We opted to take the shorter and more dangerous Crown Range road from Wanaka to Queenstown via Cardrona rather than the much longer highway loop. This involved negotiating the many tight hairpin bends and dodging the landslides that had caved in on several sections of the road but was rewarded by fantastic views across the valley as we wound up the mountain and then back down it.
We detoured via the historic town of Arrowtown which still retains most of its original buildings in a quaint charming National Trust environment but were unable to find anywhere to camp for the night and so had to continue on to Queenstown for the night. Passing right through the town we eventually found a DOC site on the road to Glenorchy perched right on the tip of the lake and secured our most picturesque camping spot yet parked by the water with the sun setting behind the mountains – even the festival style toilets were spotlessly clean though the water was far too cold for my ambitious showering hopes.

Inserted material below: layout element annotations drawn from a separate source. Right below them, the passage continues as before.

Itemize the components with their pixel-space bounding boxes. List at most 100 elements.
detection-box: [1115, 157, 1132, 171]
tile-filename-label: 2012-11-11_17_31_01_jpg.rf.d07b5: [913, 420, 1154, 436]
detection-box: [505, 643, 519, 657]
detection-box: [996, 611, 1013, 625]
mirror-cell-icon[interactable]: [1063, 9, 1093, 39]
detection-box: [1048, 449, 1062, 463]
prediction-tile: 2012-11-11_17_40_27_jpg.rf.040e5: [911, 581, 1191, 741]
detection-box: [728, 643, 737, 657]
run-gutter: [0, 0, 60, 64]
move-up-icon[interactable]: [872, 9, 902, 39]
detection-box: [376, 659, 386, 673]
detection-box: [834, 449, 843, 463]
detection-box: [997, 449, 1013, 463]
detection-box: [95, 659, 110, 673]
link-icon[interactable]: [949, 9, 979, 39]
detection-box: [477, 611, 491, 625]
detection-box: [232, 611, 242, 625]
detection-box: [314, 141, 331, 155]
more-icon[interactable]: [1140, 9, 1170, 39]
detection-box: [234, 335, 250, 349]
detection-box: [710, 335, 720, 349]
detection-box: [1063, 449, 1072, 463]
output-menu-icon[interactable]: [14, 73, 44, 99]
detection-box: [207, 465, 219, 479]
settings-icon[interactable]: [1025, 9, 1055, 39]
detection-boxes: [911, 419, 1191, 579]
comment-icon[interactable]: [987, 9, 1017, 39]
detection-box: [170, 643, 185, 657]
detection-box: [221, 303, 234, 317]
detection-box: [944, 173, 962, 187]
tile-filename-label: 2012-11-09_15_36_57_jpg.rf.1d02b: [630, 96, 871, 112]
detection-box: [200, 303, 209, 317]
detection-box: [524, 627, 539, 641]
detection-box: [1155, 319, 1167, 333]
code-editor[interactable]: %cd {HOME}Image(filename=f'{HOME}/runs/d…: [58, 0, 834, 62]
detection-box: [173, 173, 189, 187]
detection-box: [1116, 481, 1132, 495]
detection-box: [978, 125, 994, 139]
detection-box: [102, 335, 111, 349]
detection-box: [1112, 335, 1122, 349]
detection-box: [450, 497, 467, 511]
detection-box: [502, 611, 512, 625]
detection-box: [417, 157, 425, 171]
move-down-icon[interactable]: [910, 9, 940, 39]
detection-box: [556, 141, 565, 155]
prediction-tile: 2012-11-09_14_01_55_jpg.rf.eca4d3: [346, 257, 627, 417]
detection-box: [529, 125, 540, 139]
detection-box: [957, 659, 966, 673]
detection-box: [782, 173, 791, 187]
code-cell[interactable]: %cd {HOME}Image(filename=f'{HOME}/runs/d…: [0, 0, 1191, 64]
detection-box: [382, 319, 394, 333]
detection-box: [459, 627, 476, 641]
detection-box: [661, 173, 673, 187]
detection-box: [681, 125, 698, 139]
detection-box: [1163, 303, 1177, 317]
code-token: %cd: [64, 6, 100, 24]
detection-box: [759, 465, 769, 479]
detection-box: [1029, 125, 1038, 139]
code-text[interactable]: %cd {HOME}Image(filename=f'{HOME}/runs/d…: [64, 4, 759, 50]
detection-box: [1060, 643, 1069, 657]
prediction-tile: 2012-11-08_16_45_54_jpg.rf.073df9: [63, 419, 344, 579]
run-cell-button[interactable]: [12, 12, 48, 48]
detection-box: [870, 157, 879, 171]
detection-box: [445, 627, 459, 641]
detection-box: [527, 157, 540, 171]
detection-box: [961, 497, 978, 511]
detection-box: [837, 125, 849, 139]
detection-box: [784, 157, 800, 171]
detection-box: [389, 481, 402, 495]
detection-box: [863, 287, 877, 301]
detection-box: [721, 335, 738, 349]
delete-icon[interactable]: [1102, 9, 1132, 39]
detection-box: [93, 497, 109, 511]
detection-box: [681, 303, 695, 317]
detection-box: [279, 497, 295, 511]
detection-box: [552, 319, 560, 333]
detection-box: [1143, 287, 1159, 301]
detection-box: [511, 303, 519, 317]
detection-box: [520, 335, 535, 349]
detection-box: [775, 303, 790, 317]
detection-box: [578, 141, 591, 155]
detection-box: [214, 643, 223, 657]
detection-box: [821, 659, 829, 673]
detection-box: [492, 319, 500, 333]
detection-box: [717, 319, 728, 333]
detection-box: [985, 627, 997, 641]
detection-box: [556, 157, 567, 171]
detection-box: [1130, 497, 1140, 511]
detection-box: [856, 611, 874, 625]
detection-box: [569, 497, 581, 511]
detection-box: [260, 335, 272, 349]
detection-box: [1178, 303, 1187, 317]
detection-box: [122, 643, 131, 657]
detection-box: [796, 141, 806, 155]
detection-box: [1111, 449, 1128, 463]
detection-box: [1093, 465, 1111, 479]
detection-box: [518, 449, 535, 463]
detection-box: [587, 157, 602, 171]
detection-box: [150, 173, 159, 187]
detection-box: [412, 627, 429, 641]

Day 9, Tuesday 10th March 2009: Queenstown
Having decided to check into our first campervan park we wanted to make the most of it so woke early and drove into Queenstown and booked into the Lakeview Holiday Park up near the gondola. With temperatures plummeting and a biting wind whistling through the mountains the first luxury was to indulge in the one dollar coin operated hot showers! We then plugged into the mains and charged our much used cameras and much maligned telephones.
Eventually we dragged ourselves out of the park and set off to explore Queenstown which is the adrenaline capital of New Zealand with more nosedives and bungee jumps than you can shake a stick at. I was keen to do the hang-gliding but the inclement weather conditions meant it wasn’t feasible and so I settled into one of the many coffee shops and whiled away an afternoon on the lakeside from behind the comfort of glassed windows and accompanied by a bottomless pot of Earl Grey tea!
Treating ourselves to a night out, away from the stove, we opted to dine at @Thai where I indulged in a chicken, pineapple and coconut curry that warmed my chilled bones before heading to one of the many bars for late night happy hours with live music before returning to our frozen van and being eternally grateful for the woollen blankets we had bought in Nelson!